Posted by: Evelyn Rodriguez | January 14, 2007 at 12:02 PM
Erik - You are offering a thousand reasons why iPhone is unlike iPod, but I'm not sure they displace my agument that iPhone is a game changing device, like the iPod. The music device market was younger, yes, but iPod/iTunes shifted everything and led to a market explosion. I maintain that the current market for phones -- mature as it seems to you -- is ripe for a revolution, and Apple is starting one. You remained unconvinced: the mobile phone makers will do this, no one wants to buy it, people are stuck in their existing plans, blah blah blah.
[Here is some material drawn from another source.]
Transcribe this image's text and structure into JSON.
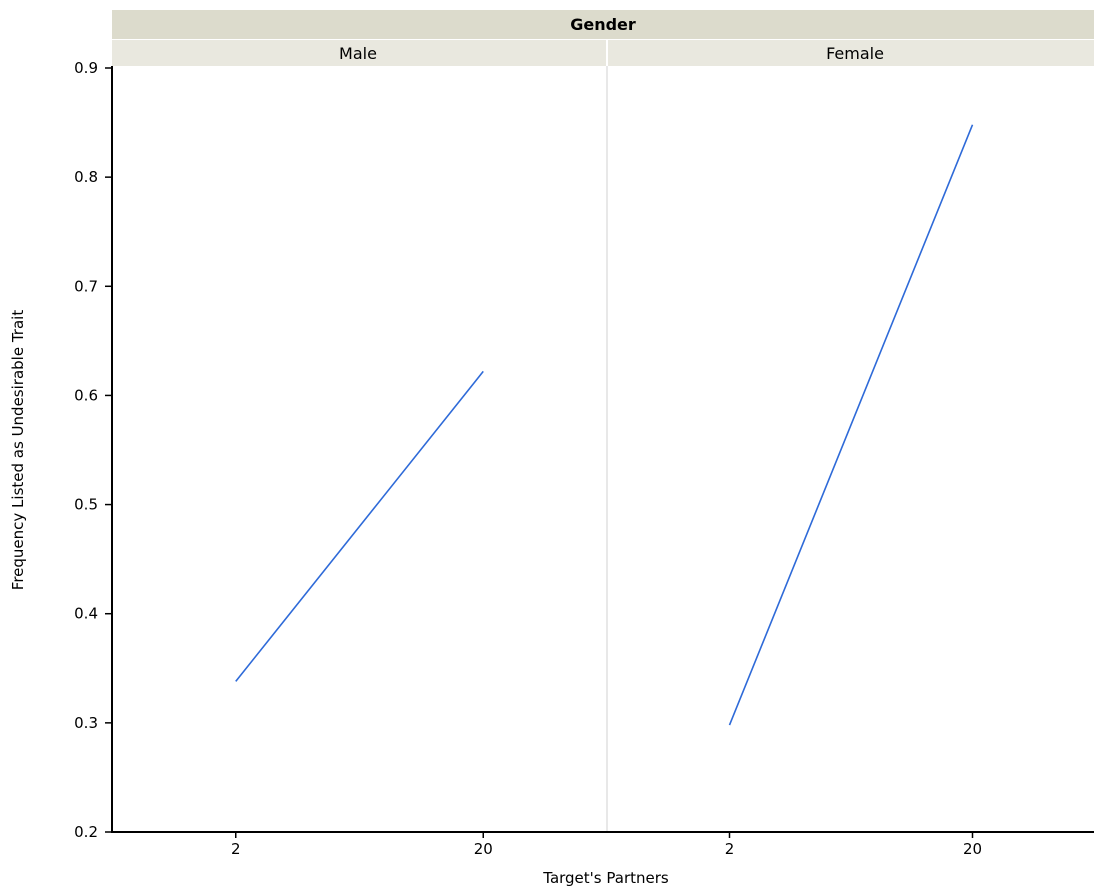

I just don't agree with you. I believe the iPhone will be a must have item for a large marketplace of people, that Apple will conquer the pernicious design issues (battery life, interface, etc.), and that the product will be more successful than Jobs projections. Let's reconvene in, say, September, and see where we are, then, ok?
Evelyn - I think you are right. The iPhone could be the laptop for people who don't want a laptop.
Posted by: Stowe Boyd | January 15, 2007 at 07:43 AM
I agree that the mobile industry is ripe for revolution. That revolution has to happen at the network level, it cannot happen at the handset level.
Phones are about people connecting with people, that's all about the network. Apple doesn't own or control the network, Cingular does. Cingular controls the social aspects of this device. Without control of the network there will be no game changers, the status quo will continue.
If you want a game changer, Apple would need to use it's appreciated stock to take out one of the smaller carriers. (But I bet GOOG does that long before AAPL).
FWIW, September is far too soon to tell if the handset's a hit, we won't know until at least the end of the year. They need to go international to make their projections. I wonder how much of a subsidy Cingular is kicking in? How much will the unlocked handset be?